Born in Harpers Ferry, Jefferson County, Emanuel Willis Wilson grew up working in the town's United States Armory. A self-educated lawyer, Wilson was elected to the House of Delegates in 1870. Wilson returned to the House after a brief term in the state senate, during which he successfully opposed the sale of public improvements in the Kanawha River to a private corporation. As house speaker, he led resistance to the increasing problem of monopolies.
As governor, Wilson continued his opposition to monopolies and dealt with the issue of political corruption. He failed to secure legislation forbidding the pollution of streams. Wilson gained national attention by refusing to extradite members of the Hatfield family to Kentucky during the Hatfield-McCoy feud. Out of gratitude, family patriarch Anderson "Devil Anse" Hatfield named one of his sons after the governor.

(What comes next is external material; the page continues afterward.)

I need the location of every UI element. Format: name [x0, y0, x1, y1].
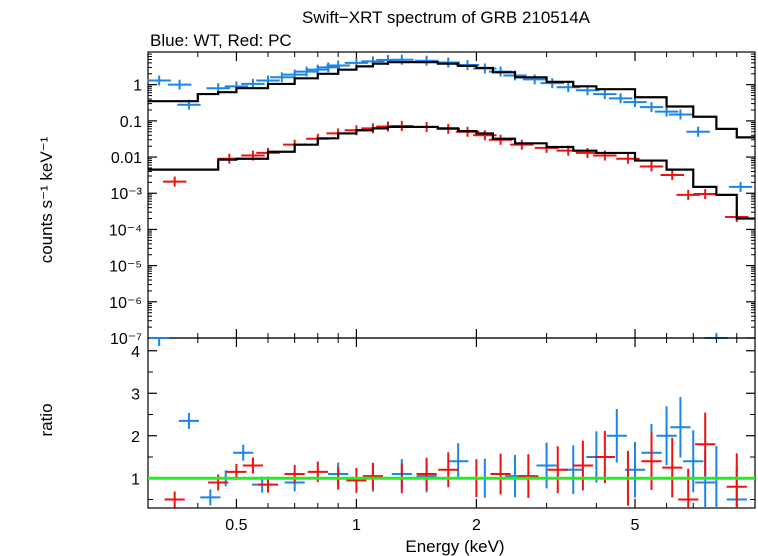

Wilson became the only governor to serve a five-year term, 1885-1890, because of the controversial election to succeed him. The 1888 election for governor between Democrat Aretas Brooks Fleming and Republican Nathan Goff, Jr. was decided by just over one hundred votes. Fleming, the losing candidate, disputed the vote counts in several counties and appealed to the legislature to choose him as the rightful winner. The legislature failed to act by the end of Wilson's term on March 4, 1889, and both Goff and Fleming were sworn in as governor. As president of the state senate, Robert S. Carr also claimed the governorship. The state Supreme Court decided Wilson should remain governor until the matter was settled. In January 1890, the legislature, controlled by Democrats, chose Fleming.
After leaving office, Wilson was defeated in the 1896 Congressional elections. He practiced law and invested in various business ventures in Charleston, including the city's Arcade building. He died in 1905.